Año 2608 a. C.
Esperaba con impaciencia el día en el que el constructor viniera a hablar con su padre.
Al principio había sido muy duro no poder verle ni comunicarse con él, pero a través del buen Gul pudo enviarle una nota diciéndole que había entrado al servicio del Palacio Real, lo cual no era del todo falso. Así, cuando él vino la primera vez, ella se esmeró en vestirse con las ropas de novicia y le esperó a la entrada, lejos de miradas inoportunas, llevándole a la cámara de un sirviente de cierto rango al que había sobornado. Fue como volver a probar el agua tras estar días sin beber. Se renovaron las promesas de amor.
Aprovechaban todas y cada una de sus visitas a Menfis, por mucho que su trabajo le ocupase la mayor parte del tiempo.
Se le hizo eterna la espera para la entrevista con su padre. La conciencia le remordía. ¿Por qué no se presentaba sin más en medio de la reunión y le decía que amaba a Mehi? La respuesta era simple: tenía miedo de decepcionarle. No sabía cómo lo iba a encajar, y aún no se atrevía siquiera a decirle a su amado quién era en realidad. Tenía miedo de que, conociendo la estricta moral de Mehi, este la repudiara alegando que no era de su clase, por mucho que su padre hubiera abolido los privilegios inherentes a la nobleza por nacimiento.
Daba vueltas y vueltas, retorciéndose nerviosamente los cabellos y maltratando sus ropas bastas, que había aprendido a apreciar. Al fin, una criada le avisó y corrió a la cámara del sirviente. Él estaba allí. Se fundieron en un abrazo intenso. Ni palabras, ni saludos, ni un sonido. solo besos que dieron paso a abrazos atropellados, ropas arrancadas y, como siempre, un primer coito apresurado, nervioso, corto y pasional, entre sudor, jadeos, saliva y olor a almizcle. Un breve descanso tras calmar el ansia de la distancia, y al poco, un segundo acto de capítulos más pausados, besos más suaves, caricias más largas y sedosas, un amor técnico y paciente, como el que describían los manuales que los nuevos escribas vendían para los ricos.
Mucho tardaron en decirse una palabra. Y era siempre la misma, sin variación. Los dos lo sabían.
—¿Por qué no te vienes conmigo? Se lo pediré al faraón. No me lo negaría ni aunque fueses su propia hija.
Este último comentario, añadido a la habitual pregunta, sobresaltó a Hen.
—Es pronto. Ten paciencia. Lo haremos juntos a su debido tiempo.
—Pronto terminaré la pirámide. Quizás en unos pocos años. Entonces te compraré o pediré que te liberen, o lo que sea.
—Sí. Me parece bien. Un año pasará pronto, siempre que vengas a menudo.
Se despidieron.
Henutsen quedó meditando en el lecho que ella misma había pagado y acondicionado.
Una puerta crujió.
—¿Mehi?
—Hola, hermanita.
Era Keops.
—¿Qué haces aquí? ¿Cuánto tiempo llevas espiando y por qué? ¿No te da vergüenza?
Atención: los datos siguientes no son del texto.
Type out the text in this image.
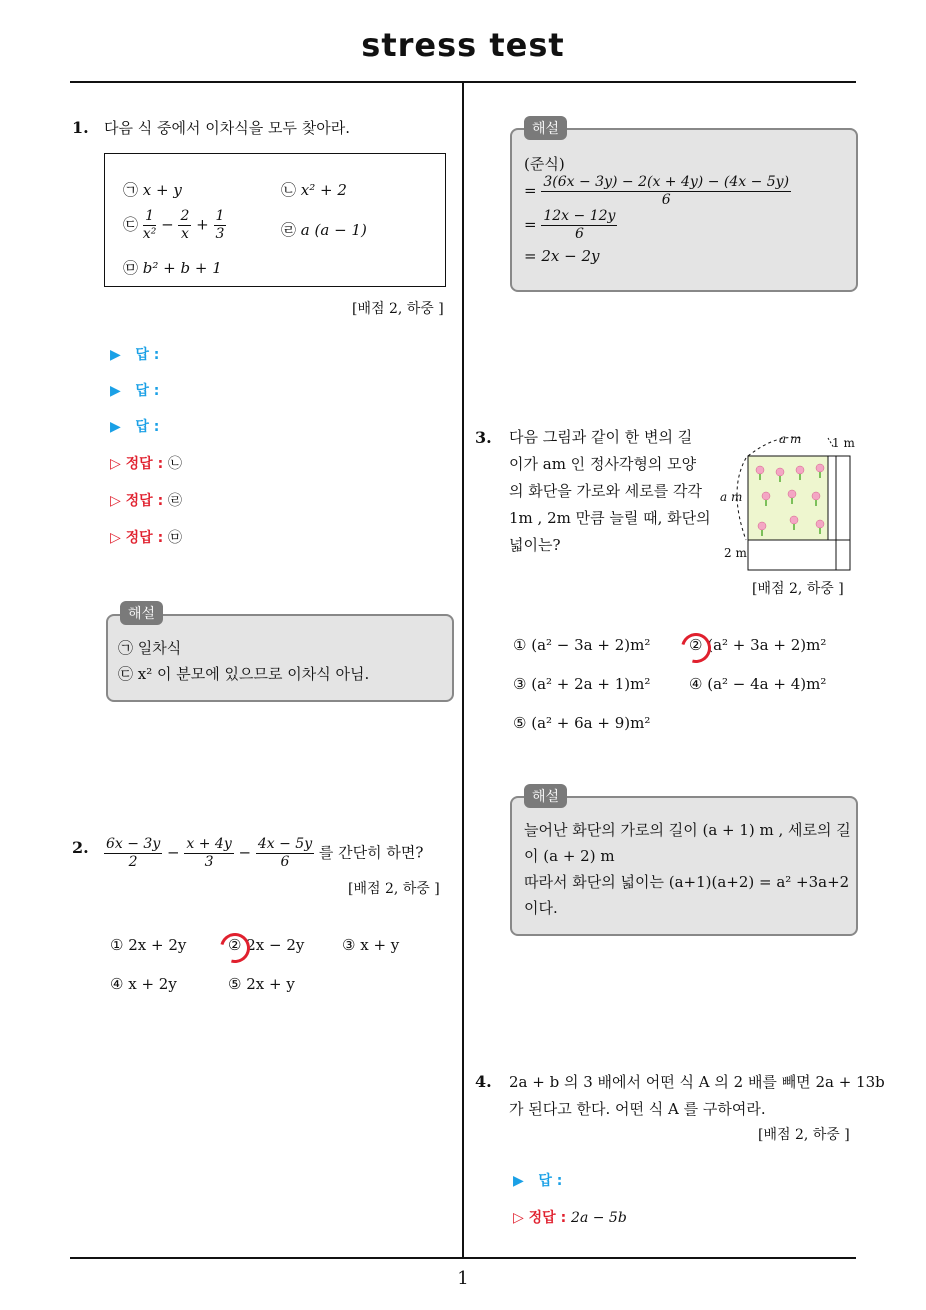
stress test
1
1. 다음 식 중에서 이차식을 모두 찾아라.
㉠ x + y	㉡ x² + 2
㉢ $\frac{1}{\text{x²}} - \frac{2}{x} + \frac{1}{3}$	㉣ a (a − 1)
㉤ b² + b + 1
[배점 2, 하중 ]
▶   답 :
▶   답 :
▶   답 :
▷ 정답 : ㉡
▷ 정답 : ㉣
▷ 정답 : ㉤
㉠ 일차식
㉢ x² 이 분모에 있으므로 이차식 아님.
해설
2. $\frac{6x - 3y}{2} - \frac{x + 4y}{3} - \frac{4x - 5y}{6}$ 를 간단히 하면?
[배점 2, 하중 ]
① 2x + 2y	② 2x − 2y	③ x + y
④ x + 2y	⑤ 2x + y
(준식)
= $\frac{3(6x - 3y) - 2(x + 4y) - (4x - 5y)}{6}$
= $\frac{12x - 12y}{6}$
= 2x − 2y
해설
3. 다음 그림과 같이 한 변의 길
이가 am 인 정사각형의 모양
의 화단을 가로와 세로를 각각
1m , 2m 만큼 늘릴 때, 화단의
넓이는?
a m	1 m
a m
2 m
[배점 2, 하중 ]
① (a² − 3a + 2)m²	② (a² + 3a + 2)m²
③ (a² + 2a + 1)m²	④ (a² − 4a + 4)m²
⑤ (a² + 6a + 9)m²
늘어난 화단의 가로의 길이 (a + 1) m , 세로의 길
이 (a + 2) m
따라서 화단의 넓이는 (a+1)(a+2) = a² +3a+2
이다.
해설
4. 2a + b 의 3 배에서 어떤 식 A 의 2 배를 빼면 2a + 13b
가 된다고 한다. 어떤 식 A 를 구하여라.
[배점 2, 하중 ]
▶   답 :
▷ 정답 : 2a − 5b
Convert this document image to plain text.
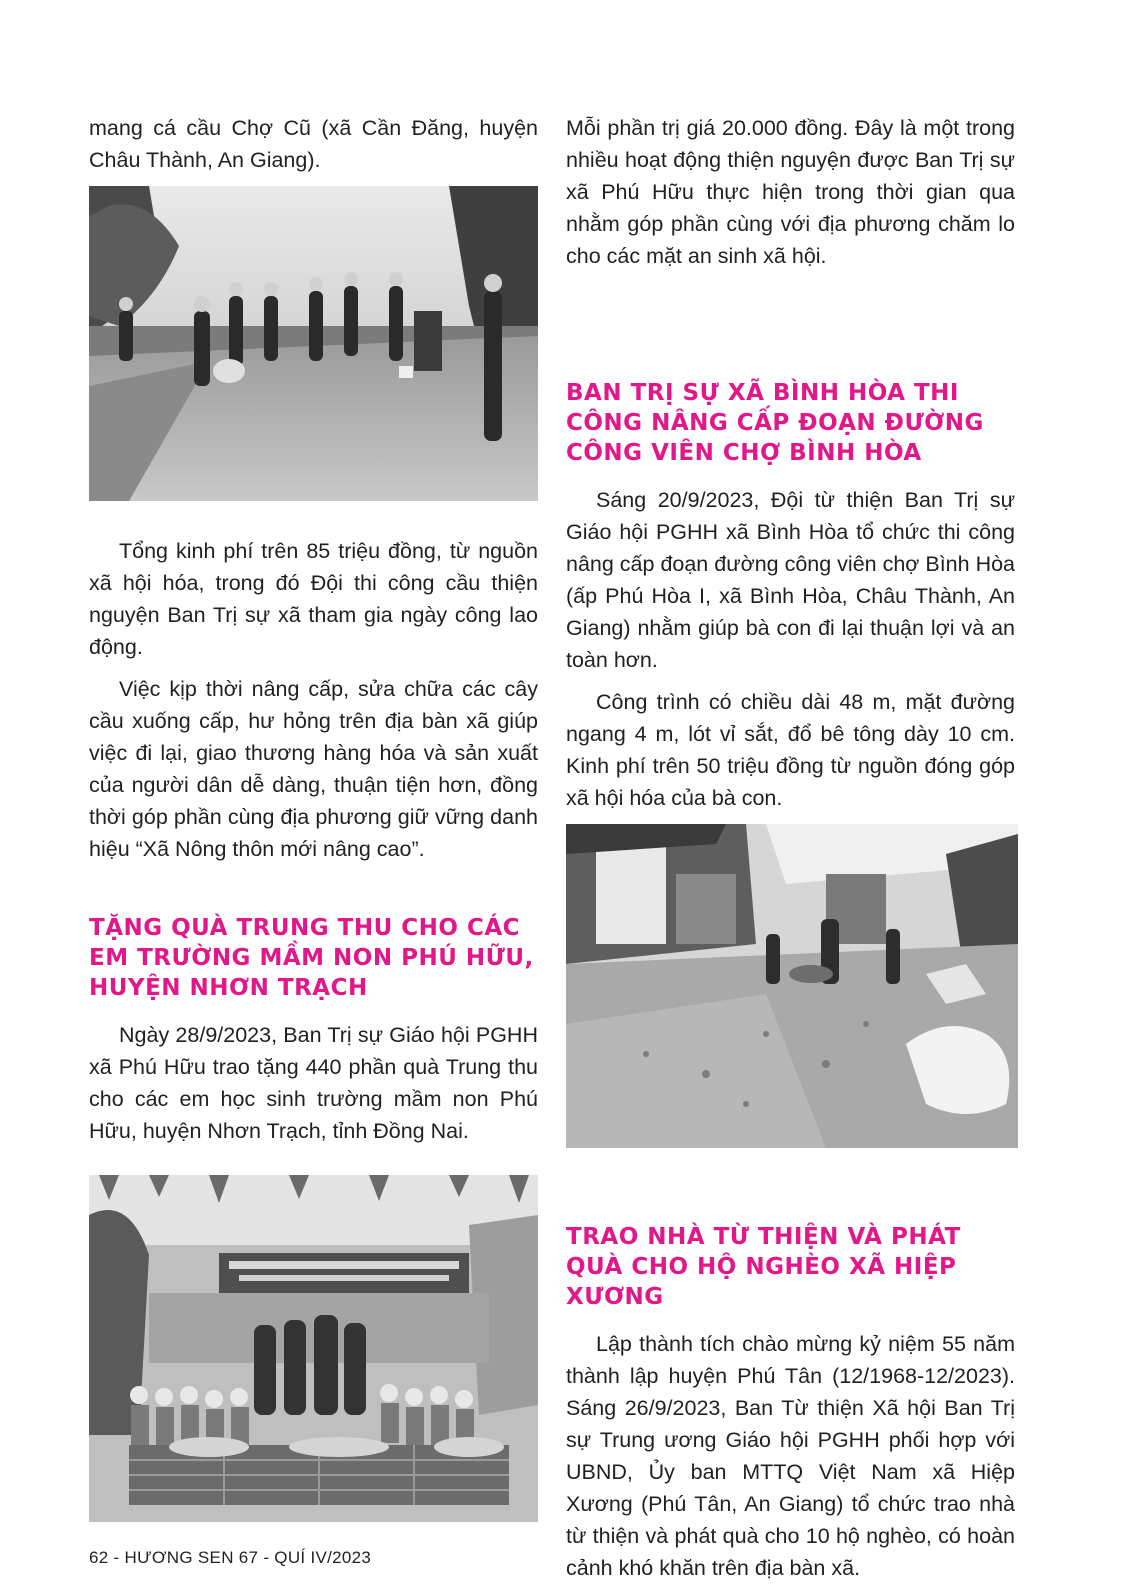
mang cá cầu Chợ Cũ (xã Cần Đăng, huyện Châu Thành, An Giang).

Tổng kinh phí trên 85 triệu đồng, từ nguồn xã hội hóa, trong đó Đội thi công cầu thiện nguyện Ban Trị sự xã tham gia ngày công lao động.

Việc kịp thời nâng cấp, sửa chữa các cây cầu xuống cấp, hư hỏng trên địa bàn xã giúp việc đi lại, giao thương hàng hóa và sản xuất của người dân dễ dàng, thuận tiện hơn, đồng thời góp phần cùng địa phương giữ vững danh hiệu “Xã Nông thôn mới nâng cao”.

TẶNG QUÀ TRUNG THU CHO CÁC EM TRƯỜNG MẦM NON PHÚ HỮU, HUYỆN NHƠN TRẠCH

Ngày 28/9/2023, Ban Trị sự Giáo hội PGHH xã Phú Hữu trao tặng 440 phần quà Trung thu cho các em học sinh trường mầm non Phú Hữu, huyện Nhơn Trạch, tỉnh Đồng Nai.

Mỗi phần trị giá 20.000 đồng. Đây là một trong nhiều hoạt động thiện nguyện được Ban Trị sự xã Phú Hữu thực hiện trong thời gian qua nhằm góp phần cùng với địa phương chăm lo cho các mặt an sinh xã hội.

BAN TRỊ SỰ XÃ BÌNH HÒA THI CÔNG NÂNG CẤP ĐOẠN ĐƯỜNG CÔNG VIÊN CHỢ BÌNH HÒA

Sáng 20/9/2023, Đội từ thiện Ban Trị sự Giáo hội PGHH xã Bình Hòa tổ chức thi công nâng cấp đoạn đường công viên chợ Bình Hòa (ấp Phú Hòa I, xã Bình Hòa, Châu Thành, An Giang) nhằm giúp bà con đi lại thuận lợi và an toàn hơn.

Công trình có chiều dài 48 m, mặt đường ngang 4 m, lót vỉ sắt, đổ bê tông dày 10 cm. Kinh phí trên 50 triệu đồng từ nguồn đóng góp xã hội hóa của bà con.

TRAO NHÀ TỪ THIỆN VÀ PHÁT QUÀ CHO HỘ NGHÈO XÃ HIỆP XƯƠNG

Lập thành tích chào mừng kỷ niệm 55 năm thành lập huyện Phú Tân (12/1968-12/2023). Sáng 26/9/2023, Ban Từ thiện Xã hội Ban Trị sự Trung ương Giáo hội PGHH phối hợp với UBND, Ủy ban MTTQ Việt Nam xã Hiệp Xương (Phú Tân, An Giang) tổ chức trao nhà từ thiện và phát quà cho 10 hộ nghèo, có hoàn cảnh khó khăn trên địa bàn xã.

62 - HƯƠNG SEN 67 - QUÍ IV/2023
Gritó con el rostro encarnado mientras se cubría.
—No me había dado cuenta de lo mucho que has crecido. Tal vez deberíamos jugar juntos al placer oculto y conocernos mejor.
—Vete o hablaré con nuestro padre,
—¡Oh! Tranquila. Ya hablaré yo con él. Tal vez tu relación con el constructor podría… malinterpretarse.
—No te atreverás.
—¿Tú crees?
—No te dará más crédito que a mí. Gracias a Isis, no eres el heredero al trono.
—Tiempo al tiempo, hermanita. Otro día jugamos. No me gusta revolearme entre los fluidos de otro.
—¡Eres mi hermano!
—¿Quién sabe? Con la vida que ha tenido Snefru y lo poco que visitaba a su esposa, tal vez seas hija de un sirviente, lo que me permitiría hacerte mía.
—¡Jamás! Eres un monstruo. No busques excusas para tu crimen.
—No las necesito.
—Nunca me tendrás.
—Ya lo veremos, hermanita. Ya lo veremos.